As we make our way through the brambles, my daughter and I are very close to the ages that Harriet and Nelly were in that census in 1850. But as Savoy notes, “[e]ach census is an enumerated instant giving little context or detail on the lives of these people or of their felt ties to place.” We can feel Harriet’s presence in the landscape, we can see her name in the census, but her story remains an enigma. Lauret Savoy: “Here I stop, having intruded unasked into this woman’s private hardship. No matter that it’s after the fact. Each census is an enumerated instant giving little context or detail on the lives of these people of their felt ties to place.”
The documentation of their lives is so spare, so fragmentary, that it calls out for imagination to fill in the missing pieces. But there is honesty and power in acknowledging the gaps, what no longer exists because it was specifically and intentionally not considered of sufficient importance to document. There is power in not filling them in, even when we long to do it, even when we crave a connection to the woman and her daughter planting flowers alongside the stream, a connection we long to build through imagery and poetry and imagination. There is respect in stopping, intruding no further where we were not invited.

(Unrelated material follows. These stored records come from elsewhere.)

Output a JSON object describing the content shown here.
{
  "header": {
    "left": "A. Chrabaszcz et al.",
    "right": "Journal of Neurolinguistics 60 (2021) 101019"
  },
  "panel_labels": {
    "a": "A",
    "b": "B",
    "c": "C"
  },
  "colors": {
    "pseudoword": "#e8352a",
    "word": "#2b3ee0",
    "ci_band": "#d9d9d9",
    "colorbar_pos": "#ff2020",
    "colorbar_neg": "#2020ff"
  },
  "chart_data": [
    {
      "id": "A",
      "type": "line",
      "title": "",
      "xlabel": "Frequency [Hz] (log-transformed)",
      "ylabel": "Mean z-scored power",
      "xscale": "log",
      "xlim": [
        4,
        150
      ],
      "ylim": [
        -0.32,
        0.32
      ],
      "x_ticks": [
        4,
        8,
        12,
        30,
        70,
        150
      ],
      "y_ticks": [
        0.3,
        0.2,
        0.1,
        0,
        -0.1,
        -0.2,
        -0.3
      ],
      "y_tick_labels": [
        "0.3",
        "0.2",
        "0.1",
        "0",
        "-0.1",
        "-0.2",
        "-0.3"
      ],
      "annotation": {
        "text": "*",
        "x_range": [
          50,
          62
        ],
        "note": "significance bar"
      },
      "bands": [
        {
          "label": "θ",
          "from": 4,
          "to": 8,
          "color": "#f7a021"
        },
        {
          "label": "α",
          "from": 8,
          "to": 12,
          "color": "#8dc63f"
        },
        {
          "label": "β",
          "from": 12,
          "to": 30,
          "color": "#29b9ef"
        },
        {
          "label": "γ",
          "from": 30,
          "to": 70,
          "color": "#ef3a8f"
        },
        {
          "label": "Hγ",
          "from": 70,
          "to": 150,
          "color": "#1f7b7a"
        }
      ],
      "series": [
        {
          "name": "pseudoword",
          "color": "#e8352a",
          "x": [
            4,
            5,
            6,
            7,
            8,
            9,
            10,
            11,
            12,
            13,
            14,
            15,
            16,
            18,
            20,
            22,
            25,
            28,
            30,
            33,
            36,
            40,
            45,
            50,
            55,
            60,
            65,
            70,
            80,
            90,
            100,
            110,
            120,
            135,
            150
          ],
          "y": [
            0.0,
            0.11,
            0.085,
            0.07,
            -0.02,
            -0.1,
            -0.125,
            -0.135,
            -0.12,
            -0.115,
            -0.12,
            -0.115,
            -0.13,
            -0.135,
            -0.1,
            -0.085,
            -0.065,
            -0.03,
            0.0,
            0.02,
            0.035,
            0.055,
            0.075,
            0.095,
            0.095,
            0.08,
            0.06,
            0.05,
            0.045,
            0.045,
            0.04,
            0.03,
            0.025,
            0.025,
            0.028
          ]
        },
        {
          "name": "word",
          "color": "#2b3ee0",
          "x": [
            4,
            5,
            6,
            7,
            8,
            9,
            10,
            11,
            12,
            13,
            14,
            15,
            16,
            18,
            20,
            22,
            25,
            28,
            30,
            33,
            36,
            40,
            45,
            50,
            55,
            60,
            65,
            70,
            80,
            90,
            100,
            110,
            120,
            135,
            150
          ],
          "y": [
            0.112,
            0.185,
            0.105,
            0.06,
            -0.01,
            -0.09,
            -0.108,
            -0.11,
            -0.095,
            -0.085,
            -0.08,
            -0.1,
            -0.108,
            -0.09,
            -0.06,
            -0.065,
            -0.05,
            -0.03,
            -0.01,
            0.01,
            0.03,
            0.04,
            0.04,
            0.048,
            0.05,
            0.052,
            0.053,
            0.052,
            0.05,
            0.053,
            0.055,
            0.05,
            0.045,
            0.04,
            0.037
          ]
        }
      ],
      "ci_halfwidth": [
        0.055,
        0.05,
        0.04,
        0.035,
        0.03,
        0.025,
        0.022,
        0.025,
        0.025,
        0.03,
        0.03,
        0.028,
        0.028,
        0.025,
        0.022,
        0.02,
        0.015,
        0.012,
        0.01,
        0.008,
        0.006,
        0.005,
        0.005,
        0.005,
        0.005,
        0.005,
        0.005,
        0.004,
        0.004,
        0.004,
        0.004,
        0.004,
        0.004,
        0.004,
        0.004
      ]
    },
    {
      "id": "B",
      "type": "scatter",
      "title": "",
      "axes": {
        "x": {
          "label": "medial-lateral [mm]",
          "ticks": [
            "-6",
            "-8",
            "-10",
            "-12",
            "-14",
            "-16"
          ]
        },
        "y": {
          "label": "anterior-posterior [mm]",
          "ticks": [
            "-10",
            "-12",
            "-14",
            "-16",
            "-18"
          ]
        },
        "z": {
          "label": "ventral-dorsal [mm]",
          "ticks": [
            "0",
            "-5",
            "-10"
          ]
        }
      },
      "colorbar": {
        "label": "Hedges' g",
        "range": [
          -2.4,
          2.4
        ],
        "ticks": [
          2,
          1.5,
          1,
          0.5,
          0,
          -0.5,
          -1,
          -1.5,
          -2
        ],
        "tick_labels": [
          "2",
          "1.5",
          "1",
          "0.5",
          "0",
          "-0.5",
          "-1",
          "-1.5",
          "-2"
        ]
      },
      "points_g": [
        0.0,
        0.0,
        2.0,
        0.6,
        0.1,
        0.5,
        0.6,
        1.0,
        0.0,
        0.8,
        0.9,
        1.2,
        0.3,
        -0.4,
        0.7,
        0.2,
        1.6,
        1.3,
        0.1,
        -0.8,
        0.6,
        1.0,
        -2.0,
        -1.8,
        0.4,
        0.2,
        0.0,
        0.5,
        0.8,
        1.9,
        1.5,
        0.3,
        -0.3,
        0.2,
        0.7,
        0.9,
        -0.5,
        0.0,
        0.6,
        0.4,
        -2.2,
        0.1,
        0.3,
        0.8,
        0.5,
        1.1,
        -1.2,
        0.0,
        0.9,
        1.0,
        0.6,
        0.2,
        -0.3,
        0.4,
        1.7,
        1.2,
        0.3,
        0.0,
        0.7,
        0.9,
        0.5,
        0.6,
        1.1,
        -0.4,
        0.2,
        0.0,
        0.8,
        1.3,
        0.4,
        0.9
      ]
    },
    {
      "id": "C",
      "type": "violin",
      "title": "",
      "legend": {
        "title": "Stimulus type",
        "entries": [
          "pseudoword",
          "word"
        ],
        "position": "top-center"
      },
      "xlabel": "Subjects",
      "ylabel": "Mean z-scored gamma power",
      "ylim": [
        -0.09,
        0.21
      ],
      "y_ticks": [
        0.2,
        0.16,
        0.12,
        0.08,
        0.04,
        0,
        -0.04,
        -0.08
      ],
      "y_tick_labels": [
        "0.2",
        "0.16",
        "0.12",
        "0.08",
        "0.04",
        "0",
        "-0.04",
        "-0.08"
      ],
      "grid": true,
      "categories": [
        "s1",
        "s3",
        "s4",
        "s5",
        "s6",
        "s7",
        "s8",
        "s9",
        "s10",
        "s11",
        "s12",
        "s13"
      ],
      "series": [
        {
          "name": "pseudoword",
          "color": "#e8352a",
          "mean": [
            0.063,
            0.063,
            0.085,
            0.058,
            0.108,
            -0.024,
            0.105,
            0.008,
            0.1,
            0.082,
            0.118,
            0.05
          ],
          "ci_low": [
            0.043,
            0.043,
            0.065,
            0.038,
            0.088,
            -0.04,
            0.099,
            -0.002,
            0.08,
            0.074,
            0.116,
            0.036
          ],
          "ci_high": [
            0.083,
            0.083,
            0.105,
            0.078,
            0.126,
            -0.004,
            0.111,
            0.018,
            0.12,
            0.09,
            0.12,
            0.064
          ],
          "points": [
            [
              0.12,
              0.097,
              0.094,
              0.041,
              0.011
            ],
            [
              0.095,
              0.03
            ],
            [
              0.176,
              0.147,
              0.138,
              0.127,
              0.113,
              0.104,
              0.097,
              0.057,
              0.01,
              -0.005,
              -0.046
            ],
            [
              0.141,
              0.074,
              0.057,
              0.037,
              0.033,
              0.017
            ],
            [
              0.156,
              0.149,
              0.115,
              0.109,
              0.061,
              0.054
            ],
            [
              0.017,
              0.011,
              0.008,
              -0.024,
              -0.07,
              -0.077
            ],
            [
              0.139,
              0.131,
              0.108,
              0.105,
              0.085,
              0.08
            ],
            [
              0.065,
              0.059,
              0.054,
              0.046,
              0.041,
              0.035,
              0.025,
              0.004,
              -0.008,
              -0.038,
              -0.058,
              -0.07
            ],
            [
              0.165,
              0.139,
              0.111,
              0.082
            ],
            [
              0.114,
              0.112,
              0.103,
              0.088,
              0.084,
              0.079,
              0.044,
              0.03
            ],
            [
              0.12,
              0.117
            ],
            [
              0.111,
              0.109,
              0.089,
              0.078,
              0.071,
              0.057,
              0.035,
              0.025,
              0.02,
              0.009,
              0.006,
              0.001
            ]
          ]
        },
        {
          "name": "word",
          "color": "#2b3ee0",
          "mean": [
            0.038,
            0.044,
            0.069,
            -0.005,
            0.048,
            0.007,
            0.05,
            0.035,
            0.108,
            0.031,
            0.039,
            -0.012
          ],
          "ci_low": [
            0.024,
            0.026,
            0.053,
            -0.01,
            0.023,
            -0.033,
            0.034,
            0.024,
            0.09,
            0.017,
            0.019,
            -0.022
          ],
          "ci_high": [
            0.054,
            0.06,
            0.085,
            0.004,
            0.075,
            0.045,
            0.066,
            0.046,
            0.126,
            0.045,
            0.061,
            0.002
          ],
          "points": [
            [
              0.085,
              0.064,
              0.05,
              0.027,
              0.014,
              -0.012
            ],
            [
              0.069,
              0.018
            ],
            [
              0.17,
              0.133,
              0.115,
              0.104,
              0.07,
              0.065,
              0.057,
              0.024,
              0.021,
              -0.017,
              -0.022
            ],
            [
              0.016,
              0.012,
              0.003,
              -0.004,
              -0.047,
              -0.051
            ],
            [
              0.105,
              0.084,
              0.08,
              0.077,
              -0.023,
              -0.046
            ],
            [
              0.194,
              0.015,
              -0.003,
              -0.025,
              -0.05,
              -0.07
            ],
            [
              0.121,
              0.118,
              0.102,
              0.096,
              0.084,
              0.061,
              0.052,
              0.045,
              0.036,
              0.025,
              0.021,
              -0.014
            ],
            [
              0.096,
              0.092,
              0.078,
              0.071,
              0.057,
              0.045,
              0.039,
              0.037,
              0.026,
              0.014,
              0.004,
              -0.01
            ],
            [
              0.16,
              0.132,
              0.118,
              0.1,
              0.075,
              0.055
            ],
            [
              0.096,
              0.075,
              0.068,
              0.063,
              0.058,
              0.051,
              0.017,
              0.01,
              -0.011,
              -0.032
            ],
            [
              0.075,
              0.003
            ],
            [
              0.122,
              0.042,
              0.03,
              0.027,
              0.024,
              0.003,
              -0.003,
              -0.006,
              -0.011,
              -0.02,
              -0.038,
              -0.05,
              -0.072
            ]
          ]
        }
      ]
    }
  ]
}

To be honest, we haven’t earned the invitation. We haven’t protect Harriet or Nelly or their stories. These two women - or a woman and a girl, a woman my age, a girl my daughter’s age, a moment in the historical record, their feet planted right where mine are today - remain unknowable to us today because of our historical lack of attention to their story.
The people who did not own monumental manor houses are no less present in this landscape. They were the planters, the tenders, the builders, the stewards, and the quiet voice of the land is their living legacy. The resilient memory of the natural landscape, layered with traces upon traces, endures and uplifts their lives despite their scant appearances in the historical record. We live amidst that which came before.
Amanda, I want to read this a second and third time. There is so much richness, so much to consider between the lines and within the words you've chosen to use. I might need to see those family trees and those maps. There is something very empowering about the way your mother, you, and Sadie are all working at this together. "Her story is not mine to tell, but I can’t let her go." I think that is probably the most respectful action you could take.
Beautiful, fascinating and so well told. Thank you, Amanda.